« Il est certain que, dans les vues de Dieu, les fautes où il permet que nous tombions doivent servir à notre sanctification, et qu'il ne tient qu'à nous d'en tirer cet avantage. Il arrive néanmoins, au contraire, que nos fautes nous nuisent, moins par elles-mêmes que par le mauvais usage que nous en faisons.
Les personnes pour qui j'écris ceci, sont uniquement celles qui sont déterminées à ne commettre délibérément aucune faute, et à qui pourtant il en échappe beaucoup, nonobstant leur résolution, par premier mouvement, par inadvertance, par faiblesse.
Il leur arrive, d'ordinaire, de s'étonner de leurs fautes, de s'en troubler, d'en avoir une mauvaise honte, de se laisser aller au dépit et au découragement. Ce sont là autant d'effets de l'amour-propre, effets plus pernicieux que ne le sont les fautes mêmes. On s'étonne d'être tombé, on a grand tort, et c'est une marque qu'on ne se connaît guère. On devrait, au contraire, être surpris de ne pas tomber plus souvent et en des fautes plus graves, et rendre grâces à Dieu des chutes dont il nous préserve. On se trouble chaque fois qu'on se surprend dans quelque faute ; on en perd la paix intérieure ; on est tout agité, et l'on s'en occupe des heures, des journées même entières. Il ne faut jamais se troubler ; mais, quand on se voit à terre, il faut se relever tranquillement, se retourner vers Dieu avec amour, lui demander pardon, et ne plus penser à ce qui est arrivé que quand il faudra s'en accuser. [...]
Saint Paul a dit que tout tourne au bien de ceux qui aiment Dieu. Oui, tout tourne à leur bien, même leurs fautes, et quelquefois des fautes très graves.
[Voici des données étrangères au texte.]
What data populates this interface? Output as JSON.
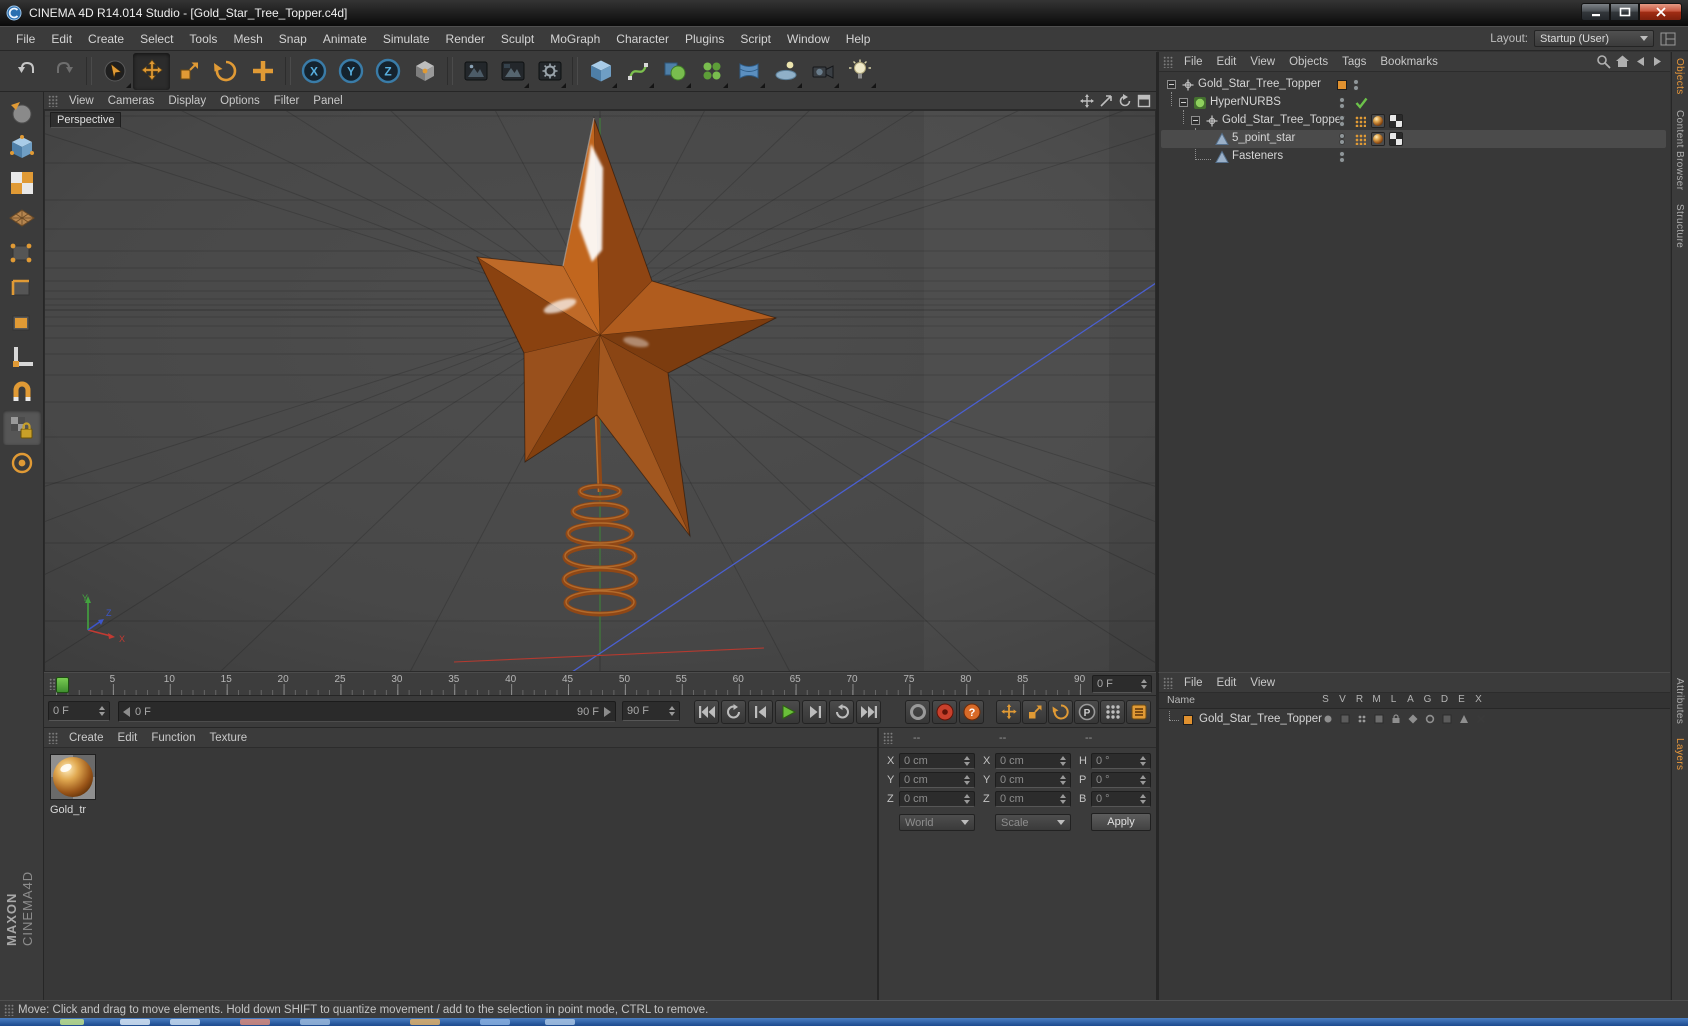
{
  "window": {
    "title": "CINEMA 4D R14.014 Studio - [Gold_Star_Tree_Topper.c4d]"
  },
  "branding": {
    "maxon": "MAXON",
    "cinema": "CINEMA4D"
  },
  "menu_bar": {
    "items": [
      "File",
      "Edit",
      "Create",
      "Select",
      "Tools",
      "Mesh",
      "Snap",
      "Animate",
      "Simulate",
      "Render",
      "Sculpt",
      "MoGraph",
      "Character",
      "Plugins",
      "Script",
      "Window",
      "Help"
    ],
    "layout_label": "Layout:",
    "layout_value": "Startup (User)"
  },
  "toolbar": {
    "axis_x": "X",
    "axis_y": "Y",
    "axis_z": "Z"
  },
  "glyphs": {
    "question": "?",
    "parameter": "P"
  },
  "viewport": {
    "menu": [
      "View",
      "Cameras",
      "Display",
      "Options",
      "Filter",
      "Panel"
    ],
    "camera_label": "Perspective",
    "axis_x": "X",
    "axis_y": "Y",
    "axis_z": "Z"
  },
  "timeline": {
    "tick_labels": [
      "5",
      "10",
      "15",
      "20",
      "25",
      "30",
      "35",
      "40",
      "45",
      "50",
      "55",
      "60",
      "65",
      "70",
      "75",
      "80",
      "85",
      "90"
    ],
    "frame_spin": "0 F",
    "range_start_combo": "0 F",
    "range_start": "0 F",
    "range_end": "90 F",
    "range_end_spin": "90 F"
  },
  "material_manager": {
    "menu": [
      "Create",
      "Edit",
      "Function",
      "Texture"
    ],
    "material_label": "Gold_tr"
  },
  "coordinates": {
    "headers": [
      "--",
      "--",
      "--"
    ],
    "labels": {
      "px": "X",
      "py": "Y",
      "pz": "Z",
      "sx": "X",
      "sy": "Y",
      "sz": "Z",
      "rh": "H",
      "rp": "P",
      "rb": "B"
    },
    "values": {
      "px": "0 cm",
      "py": "0 cm",
      "pz": "0 cm",
      "sx": "0 cm",
      "sy": "0 cm",
      "sz": "0 cm",
      "rh": "0 °",
      "rp": "0 °",
      "rb": "0 °"
    },
    "combo_world": "World",
    "combo_scale": "Scale",
    "apply": "Apply"
  },
  "object_manager": {
    "menu": [
      "File",
      "Edit",
      "View",
      "Objects",
      "Tags",
      "Bookmarks"
    ],
    "objects": [
      "Gold_Star_Tree_Topper",
      "HyperNURBS",
      "Gold_Star_Tree_Topper",
      "5_point_star",
      "Fasteners"
    ]
  },
  "layers": {
    "menu": [
      "File",
      "Edit",
      "View"
    ],
    "name_header": "Name",
    "columns": [
      "S",
      "V",
      "R",
      "M",
      "L",
      "A",
      "G",
      "D",
      "E",
      "X"
    ],
    "row_name": "Gold_Star_Tree_Topper"
  },
  "side_tabs": {
    "objects": "Objects",
    "content_browser": "Content Browser",
    "structure": "Structure",
    "attributes": "Attributes",
    "layers": "Layers"
  },
  "status_bar": {
    "text": "Move: Click and drag to move elements. Hold down SHIFT to quantize movement / add to the selection in point mode, CTRL to remove."
  },
  "colors": {
    "accent_orange": "#e0912f",
    "star_brown": "#a8551b",
    "play_green": "#63c03c",
    "record_red": "#cc3b28",
    "axis_x_red": "#c23a32",
    "axis_y_green": "#43a33f",
    "axis_z_blue": "#3c55c8"
  }
}
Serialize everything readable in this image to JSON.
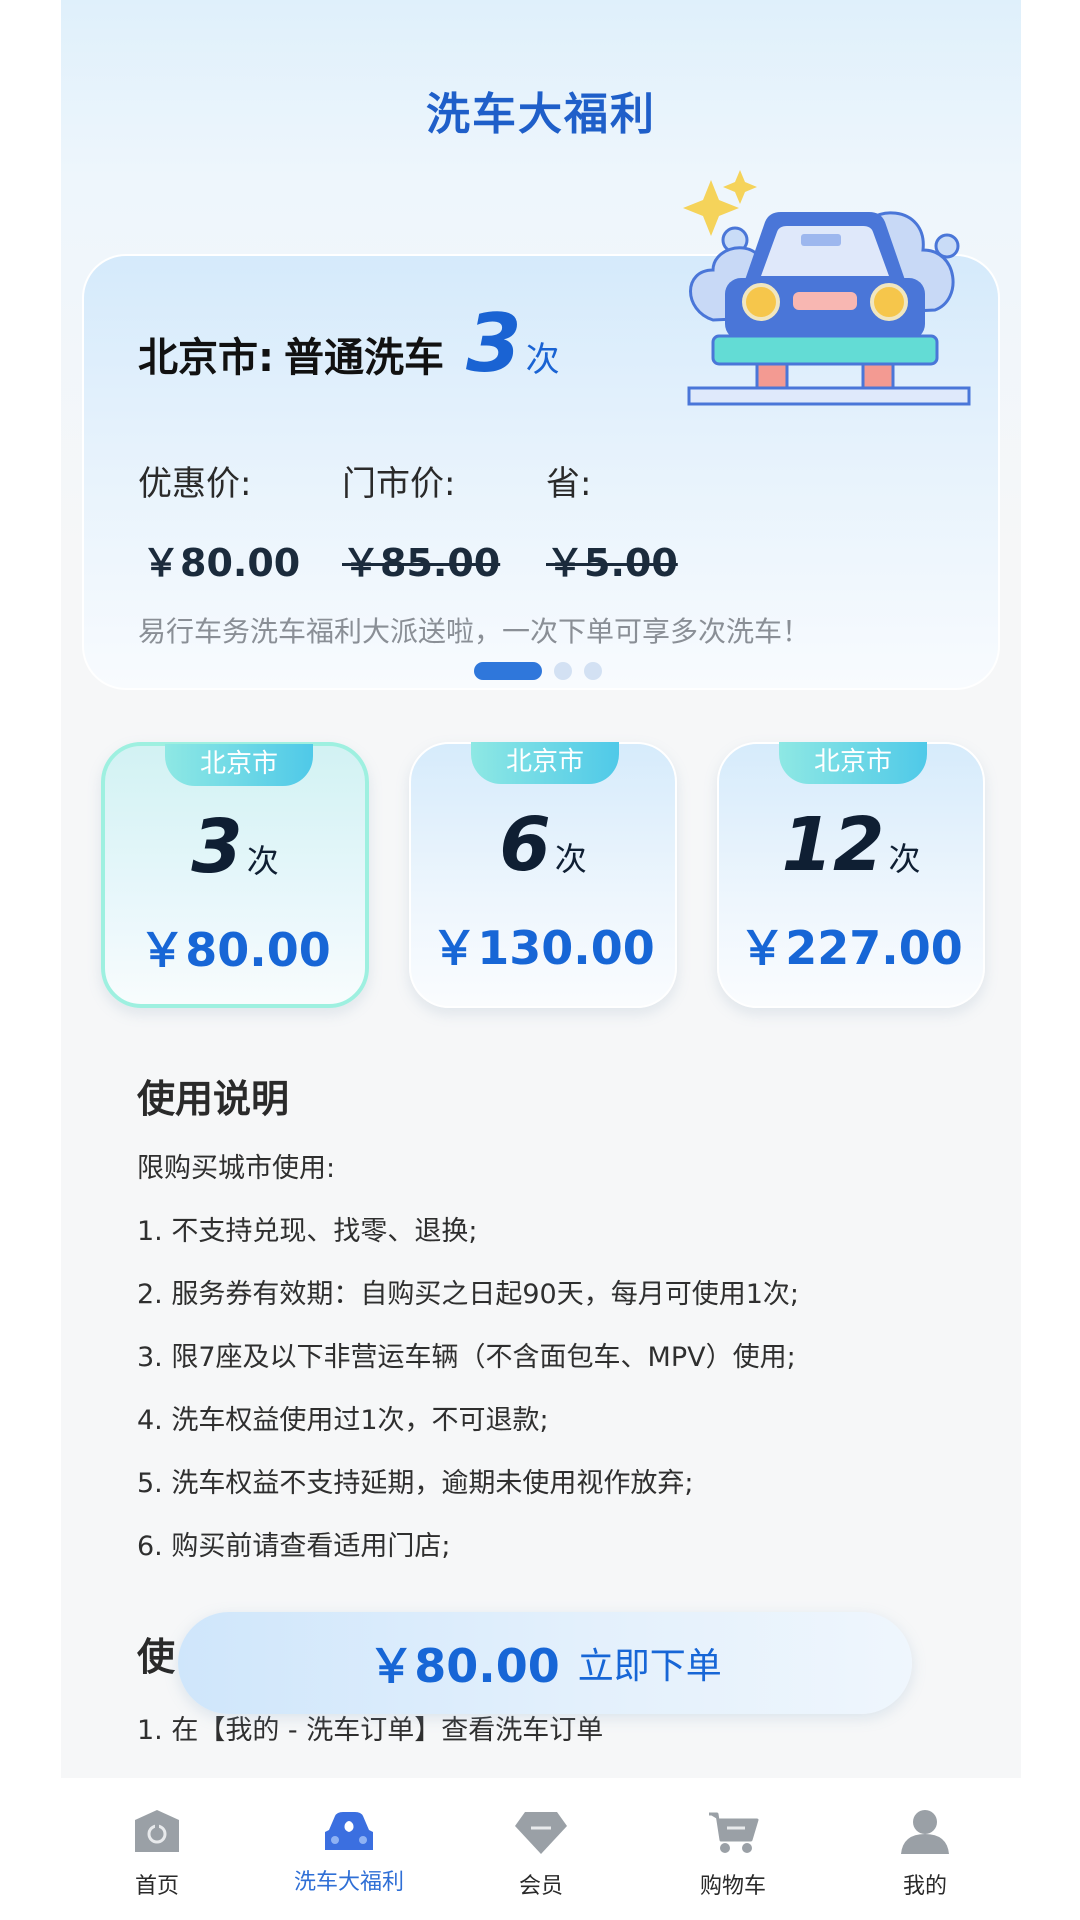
{
  "header": {
    "title": "洗车大福利"
  },
  "hero": {
    "city": "北京市:",
    "service": "普通洗车",
    "count": "3",
    "unit": "次",
    "discount_label": "优惠价:",
    "discount_price": "￥80.00",
    "store_label": "门市价:",
    "store_price": "￥85.00",
    "save_label": "省:",
    "save_price": "￥5.00",
    "description": "易行车务洗车福利大派送啦，一次下单可享多次洗车！",
    "carousel_index": 1,
    "carousel_total": 3
  },
  "packages": [
    {
      "city": "北京市",
      "count": "3",
      "unit": "次",
      "price": "￥80.00",
      "selected": true
    },
    {
      "city": "北京市",
      "count": "6",
      "unit": "次",
      "price": "￥130.00",
      "selected": false
    },
    {
      "city": "北京市",
      "count": "12",
      "unit": "次",
      "price": "￥227.00",
      "selected": false
    }
  ],
  "usage": {
    "title": "使用说明",
    "intro": "限购买城市使用:",
    "rules": [
      "1. 不支持兑现、找零、退换;",
      "2. 服务券有效期：自购买之日起90天，每月可使用1次;",
      "3. 限7座及以下非营运车辆（不含面包车、MPV）使用;",
      "4. 洗车权益使用过1次，不可退款;",
      "5. 洗车权益不支持延期，逾期未使用视作放弃;",
      "6. 购买前请查看适用门店;"
    ]
  },
  "process": {
    "title_partial": "使",
    "step1": "1. 在【我的 - 洗车订单】查看洗车订单"
  },
  "order_bar": {
    "price": "￥80.00",
    "button": "立即下单"
  },
  "tabbar": {
    "items": [
      {
        "label": "首页",
        "icon": "home-icon"
      },
      {
        "label": "洗车大福利",
        "icon": "car-wash-icon",
        "active": true
      },
      {
        "label": "会员",
        "icon": "diamond-icon"
      },
      {
        "label": "购物车",
        "icon": "cart-icon"
      },
      {
        "label": "我的",
        "icon": "user-icon"
      }
    ]
  },
  "colors": {
    "accent": "#1766d6",
    "title": "#1f5fc9",
    "tag": "#4fc9e8",
    "selected_border": "#9ef0e0"
  }
}
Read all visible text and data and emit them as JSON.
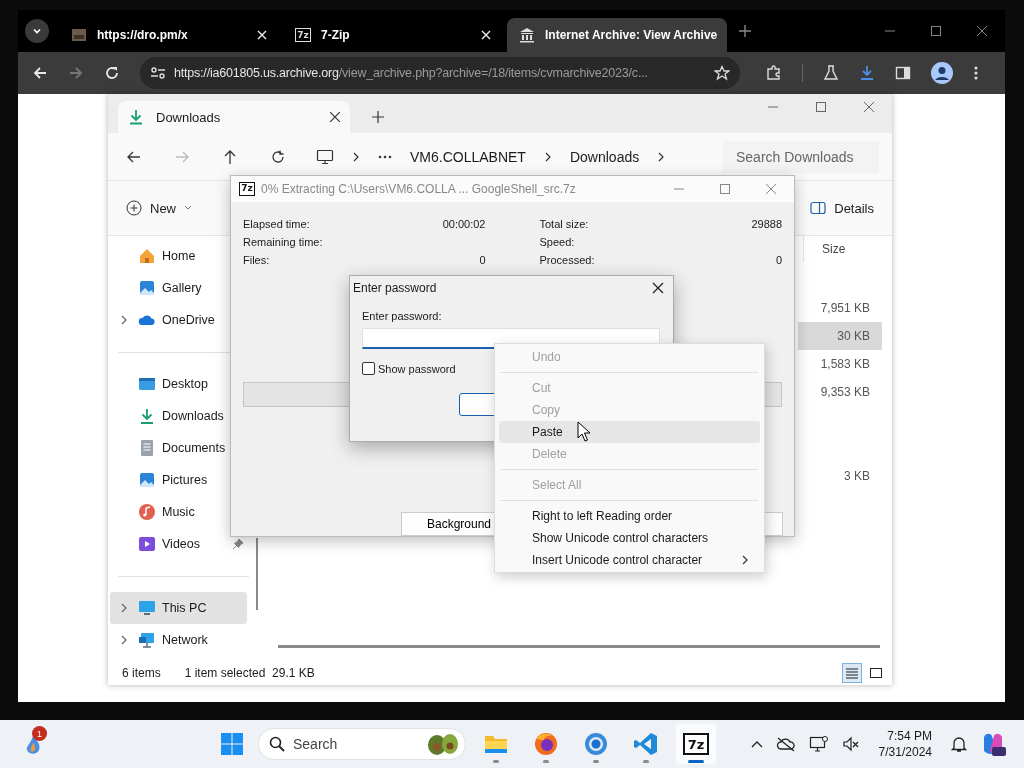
{
  "browser": {
    "tabs": [
      {
        "title": "https://dro.pm/x",
        "selected": false
      },
      {
        "title": "7-Zip",
        "icon_text": "7z",
        "selected": false
      },
      {
        "title": "Internet Archive: View Archive",
        "selected": true
      }
    ],
    "url": {
      "host": "https://ia601805.us.archive.org",
      "path": "/view_archive.php?archive=/18/items/cvmarchive2023/c..."
    }
  },
  "explorer": {
    "tab": "Downloads",
    "breadcrumb": [
      "VM6.COLLABNET",
      "Downloads"
    ],
    "search_placeholder": "Search Downloads",
    "new_label": "New",
    "details_label": "Details",
    "size_header": "Size",
    "sidebar": [
      {
        "items": [
          {
            "label": "Home",
            "expandable": false,
            "selected": false
          },
          {
            "label": "Gallery",
            "expandable": false,
            "selected": false
          },
          {
            "label": "OneDrive",
            "expandable": true,
            "selected": false
          }
        ]
      },
      {
        "items": [
          {
            "label": "Desktop",
            "expandable": false,
            "selected": false
          },
          {
            "label": "Downloads",
            "expandable": false,
            "selected": false
          },
          {
            "label": "Documents",
            "expandable": false,
            "selected": false
          },
          {
            "label": "Pictures",
            "expandable": false,
            "selected": false
          },
          {
            "label": "Music",
            "expandable": false,
            "selected": false
          },
          {
            "label": "Videos",
            "expandable": false,
            "pinned": true,
            "selected": false
          }
        ]
      },
      {
        "items": [
          {
            "label": "This PC",
            "expandable": true,
            "selected": true
          },
          {
            "label": "Network",
            "expandable": true,
            "selected": false
          }
        ]
      }
    ],
    "files": [
      {
        "size": "7,951 KB",
        "selected": false
      },
      {
        "size": "30 KB",
        "selected": true
      },
      {
        "size": "1,583 KB",
        "selected": false
      },
      {
        "size": "9,353 KB",
        "selected": false
      },
      {
        "size": "3 KB",
        "selected": false
      }
    ],
    "views": [
      {
        "kind": "details",
        "selected": true
      },
      {
        "kind": "tiles",
        "selected": false
      }
    ],
    "status": {
      "count": "6 items",
      "selection": "1 item selected  29.1 KB"
    }
  },
  "sevenzip": {
    "icon_text": "7z",
    "title": "0% Extracting C:\\Users\\VM6.COLLA ... GoogleShell_src.7z",
    "left_stats": [
      {
        "label": "Elapsed time:",
        "value": "00:00:02"
      },
      {
        "label": "Remaining time:"
      },
      {
        "label": "Files:",
        "value": "0"
      }
    ],
    "right_stats": [
      {
        "label": "Total size:",
        "value": "29888"
      },
      {
        "label": "Speed:"
      },
      {
        "label": "Processed:",
        "value": "0"
      }
    ],
    "progress": {
      "level": 0
    },
    "buttons": [
      "Background"
    ]
  },
  "password": {
    "title": "Enter password",
    "label": "Enter password:",
    "show_password": {
      "label": "Show password",
      "checked": false
    }
  },
  "context_menu": {
    "items": [
      {
        "kind": "item",
        "label": "Undo",
        "disabled": true,
        "highlighted": false,
        "submenu": false
      },
      {
        "kind": "separator"
      },
      {
        "kind": "item",
        "label": "Cut",
        "disabled": true,
        "highlighted": false,
        "submenu": false
      },
      {
        "kind": "item",
        "label": "Copy",
        "disabled": true,
        "highlighted": false,
        "submenu": false
      },
      {
        "kind": "item",
        "label": "Paste",
        "disabled": false,
        "highlighted": true,
        "submenu": false
      },
      {
        "kind": "item",
        "label": "Delete",
        "disabled": true,
        "highlighted": false,
        "submenu": false
      },
      {
        "kind": "separator"
      },
      {
        "kind": "item",
        "label": "Select All",
        "disabled": true,
        "highlighted": false,
        "submenu": false
      },
      {
        "kind": "separator"
      },
      {
        "kind": "item",
        "label": "Right to left Reading order",
        "disabled": false,
        "highlighted": false,
        "submenu": false
      },
      {
        "kind": "item",
        "label": "Show Unicode control characters",
        "disabled": false,
        "highlighted": false,
        "submenu": false
      },
      {
        "kind": "item",
        "label": "Insert Unicode control character",
        "disabled": false,
        "highlighted": false,
        "submenu": true
      }
    ]
  },
  "taskbar": {
    "notification_badge": "1",
    "search_placeholder": "Search",
    "apps": [
      {
        "kind": "folder",
        "active": false
      },
      {
        "kind": "firefox",
        "active": false
      },
      {
        "kind": "chrome",
        "active": false
      },
      {
        "kind": "code",
        "active": false
      },
      {
        "kind": "label",
        "icon_text": "7z",
        "active": true
      }
    ],
    "time": "7:54 PM",
    "date": "7/31/2024"
  }
}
Dieu permet ces fautes pour nous guérir d'une vaine présomption, pour nous apprendre ce que nous sommes et de quoi nous sommes capables. [...]
C'est une remarque faites par les maîtres de la vie spirituelle, que souvent Dieu laisse aux âmes les plus saintes certains défauts, dont, malgré tous leurs efforts, elles ne parviennent point à se corriger, pour leur faire sentir leur faiblesse, et ce qu'elles seraient sans la grâce ; pour empêcher qu'elles ne s'enorgueillissent des faveurs qu'il leur fait, pour les disposer à les recevoir avec plus d'humilité ; en un mot, pour entretenir en elles une certaine déplaisance d'elles-mêmes, et les soustraire aux pièges de l'amour-propre ; pour soutenir leur ferveur, pour les maintenir dans la vigilance, dans la confiance en Dieu, et le recours continuel à la prière. L'enfant qui tombe, lorsqu'il s'écarte un peu de sa mère, et qu'il veut marcher seul, revient à elle avec plus de tendresse, pour être guéri du mal qu'il s'est fait, et il apprend, par sa chute, à ne la plus quitter. L'expérience de sa faiblesse et de la bonté avec laquelle sa mère le reçoit, lui inspire plus d'attachement pour elle. [...]
Dieu est un grand maître ; laissons-le faire, il ne manquera pas son œuvre. Proposons-nous d'éviter avec soin tout ce qui peut lui déplaire le moins du monde. Mais quand nous serons tombés dans quelque faute, soyons-en fâchés par rapport à lui, et non par rapport à nous ; aimons l'abjection qui nous revient de cette faute ; prions Dieu qu'il en tire notre humiliation et sa gloire ; il le fera, et il nous avancera plus par ce moyen que par une vie régulière et plus sainte en apparence, qui serait moins efficace pour la destruction de l'amour-propre. »
P. Jean-Nicolas Grou s.j. (1731-1803), Manuel des âmes intérieures (Du profit qu'on doit tirer de ses fautes), L. Grandmont-Donders, Liège, 1851 (Lecoffre, 1853 - Périsse, 1844 - Meyer, 1833).